Here we present a micrograph of an adrenal steroid-producing cell as a unique endocrine finding underlying these recent observations (Figure 1). The electron micrograph was captured on a section of the inner adrenal cortex of a zona reticularis cell of a male rat 2 h after stimulation with corticotrophin-releasing hormone (CRH). CRH is the central regulator of the hypothalamus-pituitary-adrenal (HPA) axis triggering the production of pituitary adrenocorticotropic hormone (ACTH) and hence adrenal steroid production. Following stress activation, there is a rapid adaptation of the internal mitochondrial membrane from a more tubular to a tubulovesicular pattern providing an optimal stereological configuration for steroid synthesis. Stress-induced hormone production from the adrenals requires constant supplementation of cholesterol from cytoplasm to the inner mitochondrial membrane. This process depends on steroidogenic acute regulatory protein (StAR) and its interaction with voltage-dependent anion channels 1 and 2 (VDAC-1 & 2) and mitochondrial translocase 40 (Tom40), which takes place at the MAM and outer mitochondrial membrane contact sites [8].

Display full size

Figure 1. 

Transmission electron micrograph of MIT of a zona reticularis cell from a section of the inner adrenal cortex of a male rat 2 h after stimulation with CRH. An interorganellar juxtaposition of SER in a close proximity to elongated garland-like shaped tubulovesicular MIT can be seen (arrows). Magnification ×20,000

Furthermore, stress triggers mitochondrial biogenesis. All markers of mitochondrial biogenesis including transcription factors, related kinases, and peroxisome proliferator-activated receptor gamma coactivator 1-alpha (PPARGC1A) protein, the master regulator of mitochondrial biogenesis are upregulated by stress stimuli [4]. Thus, stress and mitochondrial biogenesis, and morphology are intimately linked allowing a fine-tuning and feedback mechanism of steroid-dependent hormone-regulation. Usually, this adaptation of the steroid-producing organelles of SER and MIT involves an increase in SER droplets and tubules. Furthermore, cells exhibit the production of a densely arranged oval to round-shaped MIT with a transformation to “honeycomb”—like vesicular internal membranes.

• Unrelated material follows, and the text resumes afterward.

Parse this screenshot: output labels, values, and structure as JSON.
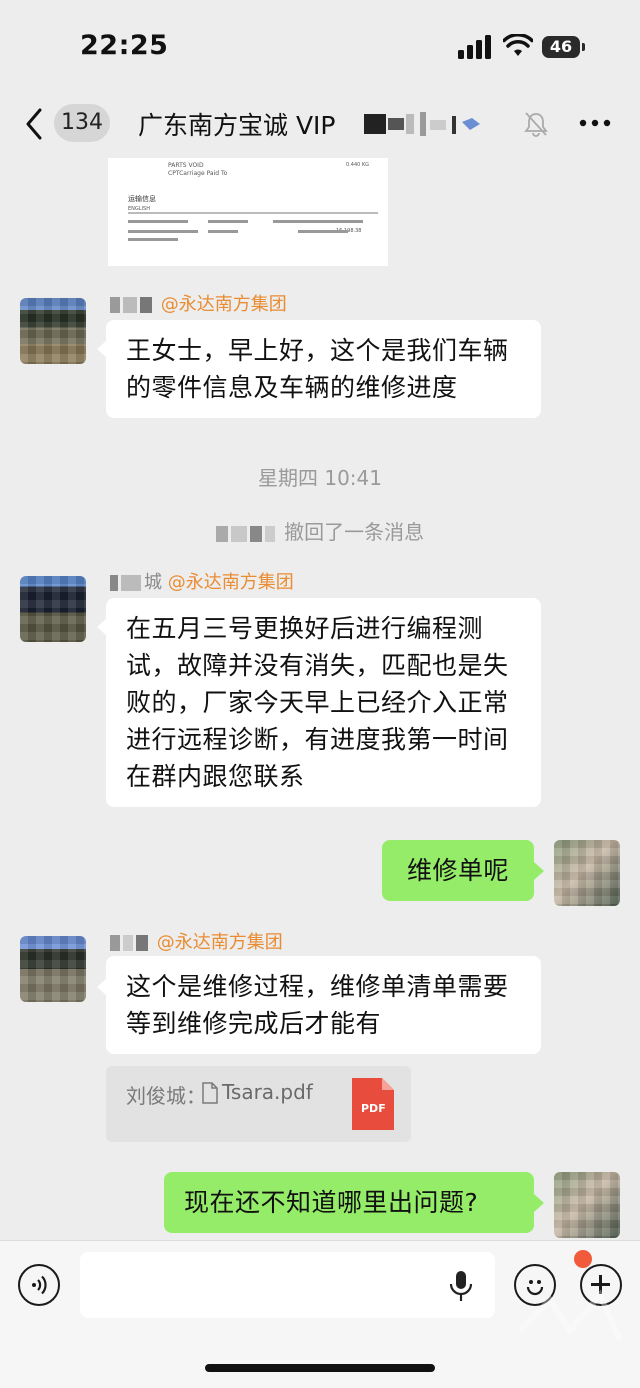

The focus of the micrograph presented here is the unique capacity of steroid-producing cells, particularly of the inner adrenal cortex to display unique modelling of joint interorganellar arrangements. In addition to the frequently seen interorganellar juxtaposition of SER with MIT, we are witnessing here the intriguing potential of MIT to form garland-like circular structures in symphony with aligning elongated SER. Like in the modern artwork of impressionism, borders between elongated and stretched-out MIT and intercalated tubes of SER are blurring. The coupling of SER and MIT is forming here a true functional unit providing the optimal terrain for the dynamic maintenance of ER-MIT contact sites. Therefore, this finding allows a unique ultrastructural visualization of crucial biochemical and endocrine processes in the cells.